I am trying to read an html link that contains something like this
<html>
<head>
<title>
Title
</title>
</head>
<body>
Name1 Age1 Hometown1<br>
Name2 Age2 Hometown2<br>
Name3 Age3 Hometown3<br>
</body>
</html>
with method readData(String[] urls) where String[] urls is an array of strings, strings being one or more urls. Now I'm only interested in what's in the html body of each url, hence I used while .readLine!=null
and .contains("<br>")
. However, it appears that my code can only read the first line of the body block (starting with line after <body>
, as I want) and does not go on to the lines after until the </body>
. How would I make my code read past the first line?
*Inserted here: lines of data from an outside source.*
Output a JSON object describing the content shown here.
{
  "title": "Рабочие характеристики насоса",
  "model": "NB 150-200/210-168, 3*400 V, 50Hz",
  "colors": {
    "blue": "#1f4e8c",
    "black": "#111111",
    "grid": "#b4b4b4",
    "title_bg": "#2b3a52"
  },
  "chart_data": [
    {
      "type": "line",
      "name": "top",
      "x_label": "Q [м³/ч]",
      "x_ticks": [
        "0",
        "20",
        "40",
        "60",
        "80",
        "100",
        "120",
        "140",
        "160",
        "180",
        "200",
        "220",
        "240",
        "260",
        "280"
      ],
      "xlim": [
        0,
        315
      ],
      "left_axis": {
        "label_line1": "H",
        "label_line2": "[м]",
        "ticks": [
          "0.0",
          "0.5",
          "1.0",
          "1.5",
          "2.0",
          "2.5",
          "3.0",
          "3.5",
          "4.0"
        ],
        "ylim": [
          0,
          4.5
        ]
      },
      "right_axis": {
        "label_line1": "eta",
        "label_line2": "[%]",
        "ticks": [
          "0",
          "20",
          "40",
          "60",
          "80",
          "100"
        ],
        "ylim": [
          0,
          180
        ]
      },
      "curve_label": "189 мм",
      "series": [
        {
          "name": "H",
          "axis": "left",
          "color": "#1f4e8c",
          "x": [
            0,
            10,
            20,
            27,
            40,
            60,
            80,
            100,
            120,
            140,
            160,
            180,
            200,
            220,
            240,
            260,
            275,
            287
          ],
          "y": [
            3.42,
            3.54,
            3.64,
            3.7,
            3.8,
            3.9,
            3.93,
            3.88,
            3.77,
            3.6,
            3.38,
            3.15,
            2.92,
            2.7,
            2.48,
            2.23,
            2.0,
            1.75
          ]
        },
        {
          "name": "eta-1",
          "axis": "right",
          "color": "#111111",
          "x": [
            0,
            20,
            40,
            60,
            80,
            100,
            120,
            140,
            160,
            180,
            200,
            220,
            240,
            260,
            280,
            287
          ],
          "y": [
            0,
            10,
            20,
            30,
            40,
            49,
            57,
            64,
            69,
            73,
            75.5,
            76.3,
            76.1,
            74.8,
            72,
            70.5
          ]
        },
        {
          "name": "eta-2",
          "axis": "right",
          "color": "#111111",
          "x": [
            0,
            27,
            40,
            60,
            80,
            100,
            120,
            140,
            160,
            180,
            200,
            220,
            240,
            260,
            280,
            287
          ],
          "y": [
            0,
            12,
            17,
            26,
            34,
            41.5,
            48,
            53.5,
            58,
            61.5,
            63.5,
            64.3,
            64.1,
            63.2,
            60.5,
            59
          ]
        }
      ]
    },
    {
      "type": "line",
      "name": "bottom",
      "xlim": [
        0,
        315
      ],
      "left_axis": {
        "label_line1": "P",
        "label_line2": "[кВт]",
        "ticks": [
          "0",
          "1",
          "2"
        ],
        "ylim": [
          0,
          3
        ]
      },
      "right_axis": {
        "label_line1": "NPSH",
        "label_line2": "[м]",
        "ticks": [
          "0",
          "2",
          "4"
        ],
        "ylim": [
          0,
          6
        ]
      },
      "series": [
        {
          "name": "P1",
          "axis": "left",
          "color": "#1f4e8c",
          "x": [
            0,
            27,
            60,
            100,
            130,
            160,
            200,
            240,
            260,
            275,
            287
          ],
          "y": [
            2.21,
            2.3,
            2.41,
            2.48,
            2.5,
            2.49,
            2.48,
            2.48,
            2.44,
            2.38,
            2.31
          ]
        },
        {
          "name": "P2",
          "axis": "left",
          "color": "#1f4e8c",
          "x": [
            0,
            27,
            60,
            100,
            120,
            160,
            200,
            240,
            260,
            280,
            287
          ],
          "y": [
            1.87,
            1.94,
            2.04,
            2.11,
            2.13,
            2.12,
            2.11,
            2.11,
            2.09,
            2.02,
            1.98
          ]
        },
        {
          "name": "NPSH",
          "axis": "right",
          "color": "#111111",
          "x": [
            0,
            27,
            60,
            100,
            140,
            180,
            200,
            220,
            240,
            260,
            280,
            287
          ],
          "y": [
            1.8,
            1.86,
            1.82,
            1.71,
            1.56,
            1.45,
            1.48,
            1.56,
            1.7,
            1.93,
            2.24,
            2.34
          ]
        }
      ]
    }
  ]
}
public void readData(String[] urls) {
for (int i=0; i<urls.length; i++) {
String str="";
try {
URL url=new URL(urls[i]);
URLConnection conn=url.openConnection();
BufferedReader in = new BufferedReader(new InputStreamReader(conn.getInputStream()));
String s;
while (( s = in.readLine())!=null)
if (s.contains("<br>")) {
str += s;
}
} catch(Exception e) {
e.printStackTrace();
}
}
}
EDIT1: The issue appears to be that the entire input is coming in as one line rather than multiple lines, as it should be. How would I partition that one line into multiple lines so that I can read each?
EDIT2:
Thanks everyone. I've figured that out. I still use the single long input of String but I just partition it into a String array using .split()
and read each element of that. However, there is a new problem now. for my String[] urls, I am only reading the first element. I cannot read anything beyond the first String urls element when actually I want to read all the String elements in urls. Any ideas?